Sips and Steeps

How People Around the World Take Their Tea

How People Drink Tea Across the Globe

You know all about afternoon tea in England – but what’s it like to have matcha in Japan? Or mint tea in Morocco? Below, we take a look at some of the different ways tea lovers drink their favorite beverage around the world.


In Morocco, green tea is combined with mint leaves and sweetened before being poured into dainty glasses from a pot held high by the host. It’s extremely rude to decline the tea, so drink up.


In Japan, tea ceremonies reign. With roots in Zen Buddhism, the ritual often makes use of matcha tea. Also known as the Way of Tea, the ceremonies involve elaborate rituals meant to represent grace and good etiquette. A chaji, or formal tea gathering, can last up to four hours.

Great Britain

Tea in Great Britain has enough variations to fill a set of encyclopedias (check out this article for a comprehensive run-down), but we’re most interested in afternoon tea, which is the pinkies-out sort of affair that you probably associate with the British and their tea. Reportedly, it began when Anna Maria Russell, the duchess of Bedford, felt hunger pains between lunch and dinner and called for refreshments to be served in her bedroom chambers. Today, it’s served with pastries and tiny sandwiches, and you’ll want to mind your manners by placing your napkin in your lap and avoiding devouring all of the food set before you (doing so would be highly unladylike).


Chai is India’s tea of choice, a spicy-sweet variety made of black tea, star anise, cardamom and cinnamon. It’s commonly served with milk and sugar, and can be purchased from tea stalls. Guests are served chai, but locals also drink it often – twice a day, or more. The tea’s hot temperature is thought to trigger cooling reflexes in the body. Vendors known as chai wallahs sell the brew in clay cups made from local earth; some say that the dust from the cups is essential to the drink’s true taste.


Russians prepare their tea in a samovar, which is a container that holds loose-leaf tea concentrate called zavarka at the top. They vary the strength of their tea by pouring in more or less water. Serving zavarka without cookies or another accompanying snack is considered highly rude.


Move over, Turkish coffee: Cay tea is the country’s most popular drink, served with every meal (and sometimes in between). It’s black tea without milk, though sometimes sugar is added. It’s brewed in a two-chamber pot.


Order a cup of tea in Tibet and you might be surprised by what you’re served. The local po cha, or butter tea, is made of tea, salt, and – wait for it – yak butter. The bitter taste develops over several hours of brewing, and then the tea is combined with the butter and salt right before serving.

Hong Kong

Hong Kong’s iced milk tea is made by mixing strong chilled black tea with condensed milk and ice. But what do they call it? Pantyhose tea – for its color, which is similar to nude ’hose.

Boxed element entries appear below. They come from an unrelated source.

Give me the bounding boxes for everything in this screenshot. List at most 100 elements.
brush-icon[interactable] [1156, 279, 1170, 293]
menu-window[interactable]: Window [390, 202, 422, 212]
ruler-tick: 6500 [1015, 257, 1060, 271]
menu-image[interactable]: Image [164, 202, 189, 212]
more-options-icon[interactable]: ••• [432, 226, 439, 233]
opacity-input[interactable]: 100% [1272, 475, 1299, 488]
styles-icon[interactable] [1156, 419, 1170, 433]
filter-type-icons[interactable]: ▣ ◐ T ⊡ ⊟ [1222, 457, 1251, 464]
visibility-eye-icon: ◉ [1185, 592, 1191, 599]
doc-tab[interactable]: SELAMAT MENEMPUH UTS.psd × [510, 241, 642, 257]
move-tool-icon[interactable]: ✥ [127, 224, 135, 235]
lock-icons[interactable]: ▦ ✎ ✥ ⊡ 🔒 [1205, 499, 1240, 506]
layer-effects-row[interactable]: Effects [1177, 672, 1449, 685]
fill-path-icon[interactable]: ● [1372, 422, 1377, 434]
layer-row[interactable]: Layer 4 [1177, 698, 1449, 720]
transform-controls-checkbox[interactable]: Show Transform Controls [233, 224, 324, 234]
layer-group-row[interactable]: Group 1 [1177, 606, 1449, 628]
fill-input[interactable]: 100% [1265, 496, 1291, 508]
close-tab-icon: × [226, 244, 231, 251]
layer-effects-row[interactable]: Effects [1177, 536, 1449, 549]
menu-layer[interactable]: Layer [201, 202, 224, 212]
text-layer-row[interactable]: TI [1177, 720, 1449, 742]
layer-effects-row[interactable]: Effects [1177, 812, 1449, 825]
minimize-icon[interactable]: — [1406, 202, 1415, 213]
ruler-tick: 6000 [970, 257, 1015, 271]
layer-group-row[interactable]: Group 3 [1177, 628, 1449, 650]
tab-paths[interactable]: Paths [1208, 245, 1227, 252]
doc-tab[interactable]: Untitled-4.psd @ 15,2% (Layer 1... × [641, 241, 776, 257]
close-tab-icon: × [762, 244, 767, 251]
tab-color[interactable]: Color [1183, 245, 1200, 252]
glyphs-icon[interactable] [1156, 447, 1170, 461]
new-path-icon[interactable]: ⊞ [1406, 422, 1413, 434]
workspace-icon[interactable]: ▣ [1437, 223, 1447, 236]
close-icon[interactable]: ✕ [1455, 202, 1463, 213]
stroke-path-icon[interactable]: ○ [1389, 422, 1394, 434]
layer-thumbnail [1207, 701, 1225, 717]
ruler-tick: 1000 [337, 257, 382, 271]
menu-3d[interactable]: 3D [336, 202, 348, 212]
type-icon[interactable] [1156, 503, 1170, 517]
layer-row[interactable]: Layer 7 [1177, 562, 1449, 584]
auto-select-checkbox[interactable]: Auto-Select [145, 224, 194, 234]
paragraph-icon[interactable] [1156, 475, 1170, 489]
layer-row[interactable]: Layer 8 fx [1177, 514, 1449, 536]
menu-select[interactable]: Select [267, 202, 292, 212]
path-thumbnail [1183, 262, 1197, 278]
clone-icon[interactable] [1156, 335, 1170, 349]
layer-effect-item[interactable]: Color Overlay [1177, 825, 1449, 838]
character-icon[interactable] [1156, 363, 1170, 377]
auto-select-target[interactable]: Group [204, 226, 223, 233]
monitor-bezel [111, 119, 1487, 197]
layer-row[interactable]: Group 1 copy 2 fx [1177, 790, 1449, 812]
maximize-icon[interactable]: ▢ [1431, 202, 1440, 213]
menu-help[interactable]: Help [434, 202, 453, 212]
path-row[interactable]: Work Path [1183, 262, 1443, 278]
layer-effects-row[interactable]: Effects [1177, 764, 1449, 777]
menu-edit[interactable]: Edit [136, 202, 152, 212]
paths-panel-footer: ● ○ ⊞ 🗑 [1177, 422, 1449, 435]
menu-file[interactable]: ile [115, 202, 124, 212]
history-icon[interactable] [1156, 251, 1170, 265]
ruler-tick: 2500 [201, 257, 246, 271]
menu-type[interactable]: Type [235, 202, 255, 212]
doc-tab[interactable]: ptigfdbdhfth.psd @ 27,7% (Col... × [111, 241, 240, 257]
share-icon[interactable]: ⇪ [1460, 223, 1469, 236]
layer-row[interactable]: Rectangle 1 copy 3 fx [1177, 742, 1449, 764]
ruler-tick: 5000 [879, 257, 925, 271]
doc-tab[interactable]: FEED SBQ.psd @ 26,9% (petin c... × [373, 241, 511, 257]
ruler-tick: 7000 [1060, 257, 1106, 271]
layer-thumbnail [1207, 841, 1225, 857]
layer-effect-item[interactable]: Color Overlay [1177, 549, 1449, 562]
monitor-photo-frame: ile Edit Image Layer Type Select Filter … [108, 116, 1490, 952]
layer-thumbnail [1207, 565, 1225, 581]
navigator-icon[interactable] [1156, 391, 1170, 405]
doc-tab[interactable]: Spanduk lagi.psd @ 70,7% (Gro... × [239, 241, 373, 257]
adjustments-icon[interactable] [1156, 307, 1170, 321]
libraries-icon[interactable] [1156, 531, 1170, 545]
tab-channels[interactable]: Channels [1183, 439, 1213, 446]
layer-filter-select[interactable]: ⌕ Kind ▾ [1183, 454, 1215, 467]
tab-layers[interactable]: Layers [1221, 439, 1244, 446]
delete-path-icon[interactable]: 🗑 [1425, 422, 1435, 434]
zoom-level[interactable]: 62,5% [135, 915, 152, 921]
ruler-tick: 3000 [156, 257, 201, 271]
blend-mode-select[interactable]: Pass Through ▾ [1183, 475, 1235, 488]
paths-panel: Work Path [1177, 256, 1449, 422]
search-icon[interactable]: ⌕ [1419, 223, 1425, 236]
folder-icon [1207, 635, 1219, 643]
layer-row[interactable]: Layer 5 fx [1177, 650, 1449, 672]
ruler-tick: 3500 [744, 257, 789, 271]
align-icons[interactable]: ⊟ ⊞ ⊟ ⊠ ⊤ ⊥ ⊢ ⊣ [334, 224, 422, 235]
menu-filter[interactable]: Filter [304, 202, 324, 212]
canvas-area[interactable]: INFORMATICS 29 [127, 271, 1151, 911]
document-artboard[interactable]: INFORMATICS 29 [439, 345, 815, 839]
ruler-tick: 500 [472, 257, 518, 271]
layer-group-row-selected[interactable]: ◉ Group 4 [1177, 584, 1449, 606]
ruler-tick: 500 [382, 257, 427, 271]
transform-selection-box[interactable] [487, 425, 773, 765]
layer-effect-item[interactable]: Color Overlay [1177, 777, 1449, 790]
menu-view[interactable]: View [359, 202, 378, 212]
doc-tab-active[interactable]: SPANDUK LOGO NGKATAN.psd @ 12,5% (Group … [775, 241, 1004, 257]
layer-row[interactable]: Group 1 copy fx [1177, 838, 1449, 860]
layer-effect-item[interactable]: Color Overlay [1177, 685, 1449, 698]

Traditional Chinese tea ceremonies, called Gongfu Tea, are very elaborate. The aroma cup plays an important role, allowing guests to sniff the brew in order to pick up nuances of the tea’s delicate scent. After that, guests are invited to drink their tea, which is poured in a continuous circle until each cup is full. Cradle the cup and sip slowly; afterward, continue to hold the cup and relish the lingering aroma.


You already know that Taiwan is home to some of the best oolong tea in the world, but did you know that it’s also the country of origin of bubble tea? Also known as pearl milk tea, bubble tea can be served hot or cold and is poured over tapioca pearls cooked in a sugary syrup. Bubble tea is so popular it can now be found worldwide.